2. Cherish the people who really matter to you. Cancer taught me who my true friends were and my circle became much smaller. That annoying friend that you're always ducking... just cut them loose. That family member that makes you so uncomfortable...you may not be able to cut them loose, but you can cut them back... seriously, way back. Your time is precious. Choose to spend it with people who matter.
3. Love the skin you're in. For the longest time, I yearned for my life before cancer. The truth is that you are no longer that person. Embrace the new you. It just might surprise you!
4. Stop living in the past. Don't let your experience keep you from living. I have an acquaintance in the cancer community that I see on a regular basis and she is so afraid to live. She lives in fear, constantly, always waiting for cancer to reemerge. I get it. I really do. But those of us who are still here are blessed to be alive, no matter the physical or emotional limitations. So live... like never before.
5. Enjoy life. Prior to cancer, I hardly ever took vacations. Typically, I would take one in the summer and another at Christmas. I never thought I had enough time, money or a break in the workload. You have to rest and reset. All work and no play... you know the rest!
6. Dance (and sing!) like no one is watching. It's okay to be silly and happy. So just go ahead and do it. It's good for your soul.
7. Let go of what's holding you back. When you are faced with mortality, you start thinking of all the things that are left unaccomplished or need a do-over. You have to learn to let those things go. For me, it was finally realizing that a certain level of my career would never be obtained. I fought it for years, but the truth is that I'm so much more passionate about different things now. My priorities have completely changed. So, I let it go. I made a new, more up-to-date list of goals and I am going for it.
8. Enjoy every little morsel. I enjoy everything. Seriously. Every bite of food, drink, kiss from my hubby...everything! You don't know when it's going to be your last. So savor it.
9. Be adventurous. Do things that scare the crap out of you. Why? Because they remind you that you're still here. Since surviving cervical cancer, I've traveled around the world alone (I have a slight fear of long plane rides); I've take a toboggan down the Great Wall of China (I had to climb it first); I've learned how to swim (something that's very hard to do as an adult); I rode an African Elephant (it's very scary and unsteady up there); and I took a chance on love and all of its endless possibilities (yay, for love!)
10. It's OK to reflect. You can't truly appreciate how far you've come unless you look back on where you've been. But, remember it's just a reflection. Don't let it consume you.
11. Have a pity party. What happened to you was messed up. Doesn't matter whether it's Stage 0 or Stage 4 -- cancer is not fun. So, take time to be sad, to accept the blow you've been dealt. But remember - you have to move on and fight for your life, because it's going to take everything you've got -- mentally and physically.

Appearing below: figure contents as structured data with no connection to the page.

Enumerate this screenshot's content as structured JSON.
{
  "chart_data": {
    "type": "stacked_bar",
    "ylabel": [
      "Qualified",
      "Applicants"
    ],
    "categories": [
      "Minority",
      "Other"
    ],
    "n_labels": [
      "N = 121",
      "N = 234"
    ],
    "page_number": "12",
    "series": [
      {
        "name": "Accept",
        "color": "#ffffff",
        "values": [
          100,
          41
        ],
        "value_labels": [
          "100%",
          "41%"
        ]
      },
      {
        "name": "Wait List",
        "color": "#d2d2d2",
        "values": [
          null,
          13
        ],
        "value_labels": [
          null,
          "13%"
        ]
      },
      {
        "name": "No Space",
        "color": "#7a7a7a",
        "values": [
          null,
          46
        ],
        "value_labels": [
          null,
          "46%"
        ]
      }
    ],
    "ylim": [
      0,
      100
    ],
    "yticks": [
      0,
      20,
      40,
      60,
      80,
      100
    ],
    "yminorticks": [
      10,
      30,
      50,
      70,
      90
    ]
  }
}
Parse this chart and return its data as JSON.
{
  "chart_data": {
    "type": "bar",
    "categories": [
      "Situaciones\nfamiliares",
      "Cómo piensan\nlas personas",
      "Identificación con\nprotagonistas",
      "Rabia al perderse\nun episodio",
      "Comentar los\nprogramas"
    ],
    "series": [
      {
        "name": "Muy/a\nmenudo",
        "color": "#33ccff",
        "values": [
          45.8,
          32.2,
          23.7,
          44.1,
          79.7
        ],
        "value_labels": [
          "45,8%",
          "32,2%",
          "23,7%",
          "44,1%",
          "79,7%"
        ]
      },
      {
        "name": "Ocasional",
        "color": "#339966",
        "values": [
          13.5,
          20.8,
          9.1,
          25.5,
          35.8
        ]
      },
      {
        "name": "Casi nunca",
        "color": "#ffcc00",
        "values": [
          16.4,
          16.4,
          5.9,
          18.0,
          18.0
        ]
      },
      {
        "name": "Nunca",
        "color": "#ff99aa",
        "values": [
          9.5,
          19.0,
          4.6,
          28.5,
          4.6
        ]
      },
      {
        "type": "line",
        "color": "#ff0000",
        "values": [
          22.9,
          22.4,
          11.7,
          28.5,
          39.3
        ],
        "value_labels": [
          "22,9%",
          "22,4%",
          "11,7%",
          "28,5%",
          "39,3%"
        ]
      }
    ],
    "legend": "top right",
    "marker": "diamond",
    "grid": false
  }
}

12. Give back. Volunteer, give financially, get involved. There are so many amazing cancer organizations out there -- especially the smaller grassroots movements. Cancer centers are always looking for people. Think about what you needed while you were going through treatment. What would have made a difference to you? Go back to your cancer center and make it happen. Recruit friends and family.
13. Be happy. You are ALIVE! So go and be happy. When my mother was alive, she would often say to me, "You are always so happy. I hope you are always happy." So, I make it a point to be just that - happy! Don't get me wrong - I still am human. So, there are times when I find myself sad, angry or just plain unhappy. It is in those moments that I remember that I am still here and I don't want to waste a moment being unhappy.